Blame COVID-19. We’re outside less, shopping less, spending less, and when we do spend, we’re using plastic or tapping our smartphones, so there’s less actual money circulating. Add the closure of many bank lobbies (which offer free coin counting machines to account holders) and you have a recipe for less sidewalk cents.

I picked up street change for many reasons. It’s legal tender and no one should be throwing it away. And those small amounts add up; on average, I add about $100 to my savings account every year when I turn in the money at the credit union. It’s more than frugal, as my favorite financial writer Donna Freedman says in this 2016 Surviving and Thriving blog post about what she calls found money. It helps you build a safety net in the form of an emergency fund to use for food, rent, medicine, transportation, and any of those things you need when you’re suddenly out of a job, as many millions of Americans are at this time.

None of us ever saw a pandemic coming. None of us ever considered the impact it would have on the economy, schools, culture, education, social interaction, and worst of all, politics. I’m not suggesting one person’s spare change will make an impact on a global crisis. But if you see money on the ground, don’t pass it by. Pick it up and save it. Or bring it to a bank or retailer; they need it if you don’t. Or donate your saved change to your local food bank (on average, every $1 donated to a nonprofit food bank buys 10 meals).

It’s not just the frugal thing to do. It’s practically patriotic It can also save lives.

I’m Working It All Wrong

I brought my road bike in for service today. It had been awhile, and a lot of miles, thanks to the lock down.

Estimated costs for labor, replacements, repairs and cleaning is just shy of $200. And this bike shop likes me. They know me well. I buy a lot from them, including both my bikes and way too much other gear.

Well, OK…maybe that’s why they like me. But I consider it money well spent because I don’t want to yank off a greasy, gritty chain and cassette and replace them. Both tires are worn down to the green protection layer, past the grooves. I consider it an investment to do this, both in the bike and myself.

But I need a new job. I am in the wrong profession when I give out money like this for that. And yes, I am still looking. Spending a lot of time looking for something part-time so I can write full-time and train more often. But mostly I need a new job because getting up in the morning and doing what I don’t like isn’t a good way to live. Working with adults who behave like kids is draining. Getting lectured about how you should feel fortunate to have a job by someone who’s been living less time than you’ve been working is a real “WTF” moment.

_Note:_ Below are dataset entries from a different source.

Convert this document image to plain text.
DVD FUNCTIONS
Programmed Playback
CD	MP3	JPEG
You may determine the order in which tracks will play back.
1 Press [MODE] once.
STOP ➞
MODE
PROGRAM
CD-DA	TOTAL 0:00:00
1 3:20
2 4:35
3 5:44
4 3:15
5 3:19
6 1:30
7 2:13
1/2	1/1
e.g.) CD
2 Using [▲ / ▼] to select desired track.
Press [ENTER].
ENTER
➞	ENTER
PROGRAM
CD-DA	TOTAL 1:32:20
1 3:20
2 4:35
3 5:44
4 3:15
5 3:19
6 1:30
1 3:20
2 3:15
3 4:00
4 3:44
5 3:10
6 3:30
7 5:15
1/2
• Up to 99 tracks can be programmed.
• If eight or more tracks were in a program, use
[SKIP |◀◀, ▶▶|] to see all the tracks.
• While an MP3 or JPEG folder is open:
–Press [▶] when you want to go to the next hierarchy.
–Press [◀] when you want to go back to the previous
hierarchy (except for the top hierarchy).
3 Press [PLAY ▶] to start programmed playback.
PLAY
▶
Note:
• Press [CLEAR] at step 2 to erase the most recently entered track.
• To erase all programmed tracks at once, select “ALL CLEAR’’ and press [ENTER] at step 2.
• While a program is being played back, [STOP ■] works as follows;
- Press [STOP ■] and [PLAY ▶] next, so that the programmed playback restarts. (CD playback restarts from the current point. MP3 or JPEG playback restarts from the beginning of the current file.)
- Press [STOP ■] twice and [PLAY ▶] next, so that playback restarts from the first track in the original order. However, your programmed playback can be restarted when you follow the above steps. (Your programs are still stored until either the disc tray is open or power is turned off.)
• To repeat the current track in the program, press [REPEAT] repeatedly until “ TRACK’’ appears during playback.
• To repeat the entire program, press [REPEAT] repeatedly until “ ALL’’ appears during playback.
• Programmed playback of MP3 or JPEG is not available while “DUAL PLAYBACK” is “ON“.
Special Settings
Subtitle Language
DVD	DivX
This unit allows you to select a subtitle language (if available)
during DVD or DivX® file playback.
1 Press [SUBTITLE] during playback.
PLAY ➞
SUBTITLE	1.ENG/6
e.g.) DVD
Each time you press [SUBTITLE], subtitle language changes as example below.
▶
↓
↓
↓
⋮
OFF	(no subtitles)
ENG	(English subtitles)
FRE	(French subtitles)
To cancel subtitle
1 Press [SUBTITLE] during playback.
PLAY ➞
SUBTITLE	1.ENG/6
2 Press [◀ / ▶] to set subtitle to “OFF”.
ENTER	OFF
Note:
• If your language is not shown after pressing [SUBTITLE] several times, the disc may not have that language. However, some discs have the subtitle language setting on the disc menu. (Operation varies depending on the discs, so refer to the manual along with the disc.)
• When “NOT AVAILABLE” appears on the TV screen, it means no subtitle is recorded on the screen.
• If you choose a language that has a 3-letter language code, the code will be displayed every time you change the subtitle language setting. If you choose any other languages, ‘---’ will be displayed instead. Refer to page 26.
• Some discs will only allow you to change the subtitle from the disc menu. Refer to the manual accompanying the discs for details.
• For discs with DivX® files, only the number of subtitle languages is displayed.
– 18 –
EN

I know a lot of people are out of work due to COVID-19. Millions in my own state are at the mercy of both no jobs and no unemployment payments, thanks to a state system that crashed and burned long ago, headed by a governor who thinks it’s all about how reopening things will solve our problems. But I have to look beyond the fear and possibility of failure and move forward, to find something that works for me. We may be physically masked and mostly still locked down, but creativity, imagination and hard work have no limits.